The abandoned wire mesh cages continue to kill crabs, fish and other aquatic life as long as they are on the ocean floor. Additionally, the traps can be a hazard to navigation, foul shrimpers' nets and snag fishermens' lines.
Until the 77th Legislature created the abandoned crab trap removal program, only the trap's owner or a TPWD game warden could legally remove an abandoned crab trap. With this authority and Senate Bill 607 passed by the 78th Legislature that defines a trap as abandoned on the first day of the closure, the Texas Parks and Wildlife Commission last fall adopted a permanent 10-day closure to occur on the third Friday of February of each year. From Feb. 20-29, all Texas coastal waters were closed to crabbing with traps to allow TPWD staff and volunteers to scour the bays in an attempt to remove the traps.

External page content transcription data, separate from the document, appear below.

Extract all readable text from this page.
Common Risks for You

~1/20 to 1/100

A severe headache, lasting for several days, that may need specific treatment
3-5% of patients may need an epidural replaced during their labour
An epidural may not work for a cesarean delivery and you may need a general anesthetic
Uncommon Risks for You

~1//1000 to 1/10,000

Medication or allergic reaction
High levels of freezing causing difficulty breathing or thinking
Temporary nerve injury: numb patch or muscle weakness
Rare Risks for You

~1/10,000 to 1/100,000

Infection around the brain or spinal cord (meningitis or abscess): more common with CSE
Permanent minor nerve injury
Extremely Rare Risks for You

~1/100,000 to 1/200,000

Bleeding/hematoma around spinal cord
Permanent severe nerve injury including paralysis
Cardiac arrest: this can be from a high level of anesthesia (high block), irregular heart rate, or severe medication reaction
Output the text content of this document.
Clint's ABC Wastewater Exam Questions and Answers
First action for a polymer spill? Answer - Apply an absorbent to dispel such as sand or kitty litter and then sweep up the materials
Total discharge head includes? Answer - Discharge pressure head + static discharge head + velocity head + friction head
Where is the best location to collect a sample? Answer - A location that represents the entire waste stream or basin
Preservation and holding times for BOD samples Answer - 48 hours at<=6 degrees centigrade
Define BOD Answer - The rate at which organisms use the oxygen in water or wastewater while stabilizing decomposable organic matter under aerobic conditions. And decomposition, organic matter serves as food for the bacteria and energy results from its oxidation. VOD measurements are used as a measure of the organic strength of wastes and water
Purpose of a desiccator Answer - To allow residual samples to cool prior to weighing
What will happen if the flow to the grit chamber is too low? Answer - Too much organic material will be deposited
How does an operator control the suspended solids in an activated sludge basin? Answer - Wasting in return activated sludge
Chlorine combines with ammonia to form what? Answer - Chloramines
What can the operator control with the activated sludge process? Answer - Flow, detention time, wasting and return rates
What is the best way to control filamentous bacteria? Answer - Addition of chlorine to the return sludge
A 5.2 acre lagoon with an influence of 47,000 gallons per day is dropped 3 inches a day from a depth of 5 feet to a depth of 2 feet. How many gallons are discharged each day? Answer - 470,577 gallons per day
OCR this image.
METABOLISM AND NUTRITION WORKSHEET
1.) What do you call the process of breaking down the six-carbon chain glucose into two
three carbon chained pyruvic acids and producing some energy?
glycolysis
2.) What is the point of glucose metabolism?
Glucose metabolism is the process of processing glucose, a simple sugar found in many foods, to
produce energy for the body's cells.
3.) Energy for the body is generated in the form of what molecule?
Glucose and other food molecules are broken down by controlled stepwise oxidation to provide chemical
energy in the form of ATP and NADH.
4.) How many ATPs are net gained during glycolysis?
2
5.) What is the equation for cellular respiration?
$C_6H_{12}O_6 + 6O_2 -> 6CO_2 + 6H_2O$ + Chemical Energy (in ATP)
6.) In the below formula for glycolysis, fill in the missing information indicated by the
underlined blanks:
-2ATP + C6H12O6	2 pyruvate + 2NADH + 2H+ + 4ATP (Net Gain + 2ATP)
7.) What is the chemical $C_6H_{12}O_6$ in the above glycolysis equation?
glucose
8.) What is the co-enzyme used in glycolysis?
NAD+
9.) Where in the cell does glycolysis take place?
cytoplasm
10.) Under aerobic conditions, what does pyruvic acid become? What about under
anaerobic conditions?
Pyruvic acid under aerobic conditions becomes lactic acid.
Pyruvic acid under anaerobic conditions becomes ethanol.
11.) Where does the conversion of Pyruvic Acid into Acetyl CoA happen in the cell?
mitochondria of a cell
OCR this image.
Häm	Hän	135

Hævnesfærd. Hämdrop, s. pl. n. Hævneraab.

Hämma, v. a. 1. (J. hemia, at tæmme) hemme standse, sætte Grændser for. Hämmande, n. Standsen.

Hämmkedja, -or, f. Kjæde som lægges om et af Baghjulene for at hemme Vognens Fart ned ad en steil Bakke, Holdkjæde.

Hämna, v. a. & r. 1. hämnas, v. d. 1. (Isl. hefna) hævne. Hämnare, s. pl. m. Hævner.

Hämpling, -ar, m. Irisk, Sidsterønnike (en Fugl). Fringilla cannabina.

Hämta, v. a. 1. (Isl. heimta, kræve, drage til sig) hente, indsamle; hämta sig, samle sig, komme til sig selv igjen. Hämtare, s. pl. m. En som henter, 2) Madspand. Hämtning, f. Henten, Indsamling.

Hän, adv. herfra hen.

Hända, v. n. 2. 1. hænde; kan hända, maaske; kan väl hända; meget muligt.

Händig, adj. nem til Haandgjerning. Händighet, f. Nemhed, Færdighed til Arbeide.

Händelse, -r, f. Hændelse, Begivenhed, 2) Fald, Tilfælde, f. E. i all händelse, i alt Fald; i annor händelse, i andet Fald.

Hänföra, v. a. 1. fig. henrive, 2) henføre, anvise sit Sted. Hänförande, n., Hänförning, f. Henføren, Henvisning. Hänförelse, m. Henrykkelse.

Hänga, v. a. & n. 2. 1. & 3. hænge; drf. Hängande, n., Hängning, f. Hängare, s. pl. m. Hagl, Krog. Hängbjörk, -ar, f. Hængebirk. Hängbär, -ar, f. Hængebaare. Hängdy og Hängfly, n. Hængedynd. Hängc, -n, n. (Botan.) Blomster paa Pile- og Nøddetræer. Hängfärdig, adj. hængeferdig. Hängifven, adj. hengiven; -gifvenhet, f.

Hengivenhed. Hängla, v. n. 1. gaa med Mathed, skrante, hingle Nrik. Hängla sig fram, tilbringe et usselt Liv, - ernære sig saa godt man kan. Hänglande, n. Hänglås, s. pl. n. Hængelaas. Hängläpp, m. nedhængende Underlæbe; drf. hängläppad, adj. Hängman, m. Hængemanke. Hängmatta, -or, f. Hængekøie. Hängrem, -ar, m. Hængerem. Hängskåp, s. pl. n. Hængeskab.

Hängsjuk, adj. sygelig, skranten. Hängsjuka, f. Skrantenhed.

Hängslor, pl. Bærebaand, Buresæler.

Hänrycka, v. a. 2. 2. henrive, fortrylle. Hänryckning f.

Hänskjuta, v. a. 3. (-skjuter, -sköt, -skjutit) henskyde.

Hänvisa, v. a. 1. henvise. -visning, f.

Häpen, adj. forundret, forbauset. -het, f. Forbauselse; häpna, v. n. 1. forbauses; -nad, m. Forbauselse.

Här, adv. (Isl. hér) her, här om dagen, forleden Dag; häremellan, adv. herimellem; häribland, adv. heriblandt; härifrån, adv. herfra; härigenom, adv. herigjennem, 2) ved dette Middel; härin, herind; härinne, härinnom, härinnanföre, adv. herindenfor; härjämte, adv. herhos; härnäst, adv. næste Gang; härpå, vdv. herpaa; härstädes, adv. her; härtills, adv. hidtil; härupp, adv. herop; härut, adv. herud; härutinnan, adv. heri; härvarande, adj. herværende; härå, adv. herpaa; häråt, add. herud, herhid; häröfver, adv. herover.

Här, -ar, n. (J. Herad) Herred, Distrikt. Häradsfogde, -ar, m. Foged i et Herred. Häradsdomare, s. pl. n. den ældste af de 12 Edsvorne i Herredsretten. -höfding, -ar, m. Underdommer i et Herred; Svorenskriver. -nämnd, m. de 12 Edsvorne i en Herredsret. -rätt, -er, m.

Volunteers had several interesting finds during their cleanup. The oldest trap was marked with a metal tag from the license year 1992, and the Aransas Bay crew found live hard coral growing on several traps seven miles from the Gulf jetties. One trap collected in Corpus Christi Bay, covered with oysters and barnacles, contained seven toadfish, nine sheepshead, six gray snapper, four black drum and three spadefish.
The preliminary cleanup results show 311 volunteers worked with TPWD to clean up the Texas coast. Following are total traps collected in each area.
--Aransas Bay -- 114
--Corpus Christi Bay -- 72
--Galveston Bay -- 1,264
--Lower Laguna Madre -- 1
--Matagorda Bay -- 452
--Sabine Lake -- 128
--San Antonio Bay -- 1,537
--Upper Laguna Madre -- 3
The National Oceanic Atmospheric Administration Restoration Center and U.S. Fish and Wildlife Service Coastal Program have provided grants to the crab trap removal program. Additional help has come from the Coastal Bend Bays and Estuaries Program, Regional Steel, Best Manufacturing and numerous organizations and companies like CCA Texas, SCA Texas, SALT, the Texas General Land Office and others volunteering their services.